St George’s scientists reveal a world influenced by parasites

Published: 29 November 2019

The latest talk in our Spotlight on Science series welcomed people from across London and beyond to an evening of parasitic discovery.

Three scientists from St George’s Institute for Infection & Immunity promised a night exploring how parasites have played a part in wars, industries, the rise and fall of empires, and still to this day divide us along poverty lines.

Dr Cathy Moore kicked off the evening introducing the audience to several of the “usual suspects” that are responsible for around one million deaths per year, worldwide:

• Hookworm – a parasite that enters the host’s skin and eventually finds its way to the intestines via the lungs. Here it will feed on the rich blood supply, causing anaemia, which in turn can lead to poorer performance in school and reduced earnings in later life.
• Schistosomiasis – a disease caused by flatworms called schistosomes. It can cause genital sores that increase the risk of HIV infection in adults by three to four times.
• Neurocysticercosis – caused by eating food contaminated with tapeworm eggs, this condition is one of the leading causes of seizures and epilepsy worldwide.
• Leishmaniasis – transmitted by the sand-fly, this disease can cause visible sores on the skin, often leading to women being treated as social pariahs and becoming trapped in poverty.
• Malaria – five different species transmitted by mosquitoes, which are responsible for around 500,000 global deaths per year. In Malawi, 32.1% of average annual income among poor households is spent on malaria treatment.

Each of these parasites not only pose massive health challenges for their human hosts, but create a vicious cycle of infection, disability, poverty and further disease.

However, these conditions haven’t been able to attract the same amount of research funding as other comparable diseases, as today they mostly affect the “bottom billion” of the poorest individuals on the planet.

Benedict Davies, a PhD student focused on a particular species of malaria, gave the rundown on some of the more surprising elements of how these diseases have affected certain populations and their impacts beyond human health.

Nazi plots, slavery and civil war

Typically, malaria is most prevalent between the tropics, where mosquitoes carrying the parasite thrive and infect populations. But in the Second World War, it has been suggested that Nazi scientists attempted to bring the disease a little closer to home, attempting to use malaria as a biological weapon by flooding the marshes en route to Rome. Although this mostly resulted in increases in civilian cases of malaria as opposed to harming Allied forces.

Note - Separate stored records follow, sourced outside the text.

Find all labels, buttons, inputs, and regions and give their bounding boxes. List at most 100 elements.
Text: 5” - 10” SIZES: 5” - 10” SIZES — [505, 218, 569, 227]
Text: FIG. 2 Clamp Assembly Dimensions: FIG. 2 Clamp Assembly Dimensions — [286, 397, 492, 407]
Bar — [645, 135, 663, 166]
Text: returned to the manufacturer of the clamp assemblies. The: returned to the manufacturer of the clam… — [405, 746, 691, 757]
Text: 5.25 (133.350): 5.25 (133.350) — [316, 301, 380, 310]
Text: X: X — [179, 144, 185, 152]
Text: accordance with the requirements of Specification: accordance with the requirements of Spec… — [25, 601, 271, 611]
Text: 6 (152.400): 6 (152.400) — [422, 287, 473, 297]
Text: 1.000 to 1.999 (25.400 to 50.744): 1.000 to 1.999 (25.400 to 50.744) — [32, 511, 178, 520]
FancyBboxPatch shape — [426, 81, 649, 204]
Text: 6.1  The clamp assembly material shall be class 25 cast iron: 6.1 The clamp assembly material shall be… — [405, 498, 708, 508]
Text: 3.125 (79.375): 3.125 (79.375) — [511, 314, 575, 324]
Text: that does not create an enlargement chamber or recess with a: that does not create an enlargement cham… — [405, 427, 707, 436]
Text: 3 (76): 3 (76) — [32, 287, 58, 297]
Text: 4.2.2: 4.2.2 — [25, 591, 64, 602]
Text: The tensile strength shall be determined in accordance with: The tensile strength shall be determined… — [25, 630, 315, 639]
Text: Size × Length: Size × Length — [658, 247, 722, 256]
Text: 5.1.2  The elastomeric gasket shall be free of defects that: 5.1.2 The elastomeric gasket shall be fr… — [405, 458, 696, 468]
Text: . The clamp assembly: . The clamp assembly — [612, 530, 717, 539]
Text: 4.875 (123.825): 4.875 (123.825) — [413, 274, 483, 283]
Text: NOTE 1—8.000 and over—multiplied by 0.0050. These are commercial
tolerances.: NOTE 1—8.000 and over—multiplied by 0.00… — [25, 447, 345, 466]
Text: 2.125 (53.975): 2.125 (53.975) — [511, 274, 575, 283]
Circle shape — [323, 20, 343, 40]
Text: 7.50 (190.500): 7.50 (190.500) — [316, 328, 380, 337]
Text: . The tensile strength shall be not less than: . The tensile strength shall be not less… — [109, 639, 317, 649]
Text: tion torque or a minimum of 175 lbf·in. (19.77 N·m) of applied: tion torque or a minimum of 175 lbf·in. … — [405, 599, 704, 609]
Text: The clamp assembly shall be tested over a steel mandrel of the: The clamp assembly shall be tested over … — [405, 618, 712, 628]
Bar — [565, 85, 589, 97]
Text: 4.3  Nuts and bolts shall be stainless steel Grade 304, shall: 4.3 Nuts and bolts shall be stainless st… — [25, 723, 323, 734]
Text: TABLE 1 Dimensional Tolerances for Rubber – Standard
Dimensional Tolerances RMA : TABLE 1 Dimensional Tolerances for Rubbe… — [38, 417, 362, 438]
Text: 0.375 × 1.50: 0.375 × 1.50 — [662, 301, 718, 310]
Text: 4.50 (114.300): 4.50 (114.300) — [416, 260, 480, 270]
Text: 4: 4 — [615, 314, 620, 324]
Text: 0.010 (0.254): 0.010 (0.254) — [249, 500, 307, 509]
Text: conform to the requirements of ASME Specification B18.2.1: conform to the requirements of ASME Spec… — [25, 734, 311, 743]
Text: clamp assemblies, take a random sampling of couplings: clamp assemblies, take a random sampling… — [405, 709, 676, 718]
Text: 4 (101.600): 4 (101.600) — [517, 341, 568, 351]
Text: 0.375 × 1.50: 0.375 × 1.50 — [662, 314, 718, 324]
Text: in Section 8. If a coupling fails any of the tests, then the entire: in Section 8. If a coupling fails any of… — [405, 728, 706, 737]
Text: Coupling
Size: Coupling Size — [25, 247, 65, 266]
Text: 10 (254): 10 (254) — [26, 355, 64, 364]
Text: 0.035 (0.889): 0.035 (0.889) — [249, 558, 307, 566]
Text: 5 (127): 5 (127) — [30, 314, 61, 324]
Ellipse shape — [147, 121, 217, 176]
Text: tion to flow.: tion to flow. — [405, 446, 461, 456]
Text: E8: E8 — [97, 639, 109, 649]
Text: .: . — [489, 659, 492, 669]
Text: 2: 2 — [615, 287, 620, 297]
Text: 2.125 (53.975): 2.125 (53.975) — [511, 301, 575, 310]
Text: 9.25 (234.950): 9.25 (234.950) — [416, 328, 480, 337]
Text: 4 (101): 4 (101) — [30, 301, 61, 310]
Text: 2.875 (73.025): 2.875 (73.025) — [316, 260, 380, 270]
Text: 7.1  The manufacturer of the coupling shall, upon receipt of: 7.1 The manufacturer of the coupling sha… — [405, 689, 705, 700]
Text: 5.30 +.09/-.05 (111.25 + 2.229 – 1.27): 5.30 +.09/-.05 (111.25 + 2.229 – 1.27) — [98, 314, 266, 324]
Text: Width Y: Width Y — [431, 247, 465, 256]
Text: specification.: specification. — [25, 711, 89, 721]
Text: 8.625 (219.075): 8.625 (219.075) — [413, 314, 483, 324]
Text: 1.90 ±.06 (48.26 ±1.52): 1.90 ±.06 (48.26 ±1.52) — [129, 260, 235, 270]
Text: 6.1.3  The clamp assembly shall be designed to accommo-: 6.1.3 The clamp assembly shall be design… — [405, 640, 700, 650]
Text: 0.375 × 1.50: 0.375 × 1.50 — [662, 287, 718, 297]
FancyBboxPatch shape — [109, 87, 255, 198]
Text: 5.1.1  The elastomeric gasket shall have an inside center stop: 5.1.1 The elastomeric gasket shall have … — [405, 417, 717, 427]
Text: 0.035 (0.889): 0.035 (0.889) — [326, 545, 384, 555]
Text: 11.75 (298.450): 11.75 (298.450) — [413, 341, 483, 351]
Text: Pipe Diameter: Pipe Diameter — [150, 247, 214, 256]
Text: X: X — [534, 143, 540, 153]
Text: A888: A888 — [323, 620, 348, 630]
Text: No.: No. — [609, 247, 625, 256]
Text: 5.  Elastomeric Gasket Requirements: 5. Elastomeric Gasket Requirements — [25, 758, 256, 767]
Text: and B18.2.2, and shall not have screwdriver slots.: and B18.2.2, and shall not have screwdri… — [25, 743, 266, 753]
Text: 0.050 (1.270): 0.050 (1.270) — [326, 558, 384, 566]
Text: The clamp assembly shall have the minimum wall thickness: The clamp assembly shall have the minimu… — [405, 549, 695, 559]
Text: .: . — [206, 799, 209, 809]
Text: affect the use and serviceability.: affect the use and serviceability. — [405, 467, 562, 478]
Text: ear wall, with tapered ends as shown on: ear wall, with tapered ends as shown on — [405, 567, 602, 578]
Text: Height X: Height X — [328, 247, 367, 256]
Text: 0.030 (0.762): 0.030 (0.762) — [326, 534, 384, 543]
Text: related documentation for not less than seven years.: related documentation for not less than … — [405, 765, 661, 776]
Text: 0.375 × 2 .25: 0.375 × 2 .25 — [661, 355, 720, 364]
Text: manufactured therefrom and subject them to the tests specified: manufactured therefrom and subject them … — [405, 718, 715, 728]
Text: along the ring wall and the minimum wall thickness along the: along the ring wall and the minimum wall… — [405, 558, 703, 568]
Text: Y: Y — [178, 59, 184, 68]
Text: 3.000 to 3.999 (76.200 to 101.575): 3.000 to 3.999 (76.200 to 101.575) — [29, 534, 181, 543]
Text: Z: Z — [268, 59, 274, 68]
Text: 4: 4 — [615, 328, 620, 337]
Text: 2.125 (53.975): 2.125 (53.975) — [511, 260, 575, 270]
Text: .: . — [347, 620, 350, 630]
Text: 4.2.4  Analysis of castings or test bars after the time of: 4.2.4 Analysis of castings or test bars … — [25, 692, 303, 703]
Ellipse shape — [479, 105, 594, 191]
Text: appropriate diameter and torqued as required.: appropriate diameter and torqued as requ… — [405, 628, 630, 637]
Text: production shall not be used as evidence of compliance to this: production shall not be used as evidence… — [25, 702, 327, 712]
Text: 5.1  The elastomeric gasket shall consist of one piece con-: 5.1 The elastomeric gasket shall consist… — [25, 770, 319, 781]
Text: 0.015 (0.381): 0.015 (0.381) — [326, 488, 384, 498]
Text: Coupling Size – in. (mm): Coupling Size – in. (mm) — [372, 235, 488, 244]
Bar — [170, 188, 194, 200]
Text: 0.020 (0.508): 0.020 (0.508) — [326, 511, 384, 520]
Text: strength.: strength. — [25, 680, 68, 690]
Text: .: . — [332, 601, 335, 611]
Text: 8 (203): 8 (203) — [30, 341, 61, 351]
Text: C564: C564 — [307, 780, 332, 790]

In another surprising effect on the warfront, hookworm, which was brought to the US on slave ships, may have affected the outcome of the American Civil War.

“While the North had sturdy boots made of cow leather, the deer skin shoes of the South were far more likely to fall apart,” explained Davies. This made it more likely that the Southern troops would be infected with hookworm through their feet, potentially causing lethargy and leading to losses in battle.

Unfortunately the infection has returned to plague the lives of poorer communities in the Southern states of the US today, where lack of suitable footwear and pools of raw sewage appear to be contributing to this inequality.

Parasites continue to play their part in preventing the growth of communities around the world, but St George’s scientists are trying to find ways to reduce this burden on society.

Diagnosing and treating the culprits

Dr David Clark, the final speaker, chose to focus on how scientists are developing new techniques to better diagnose which specific parasites are causing people’s illnesses. Once the culprit is found, it’s then much easier to treat patients with the appropriate therapies.

One of the most effective methods to uncover the underlying cause of disease is to amplify DNA samples to try and find the specific patterns associated with different parasites. But more work needs to be done to create a point of care device – something that St George’s scientists are working on.

“We need devices that are more accurate, fast, portable, and inexpensive,” explained Dr Clark. With devices often having to reach remote regions, the new devices will also need to be durable enough to withstand the journeys to where they are needed.

The technology is developing at a great rate, and the latest equipment will build on existing designs so that multiple diseases can be identified in one go.

If we can diagnose and treat these conditions better than before, the most deprived communities on this planet could be freed to live their lives without the burden of playing host to these invading species.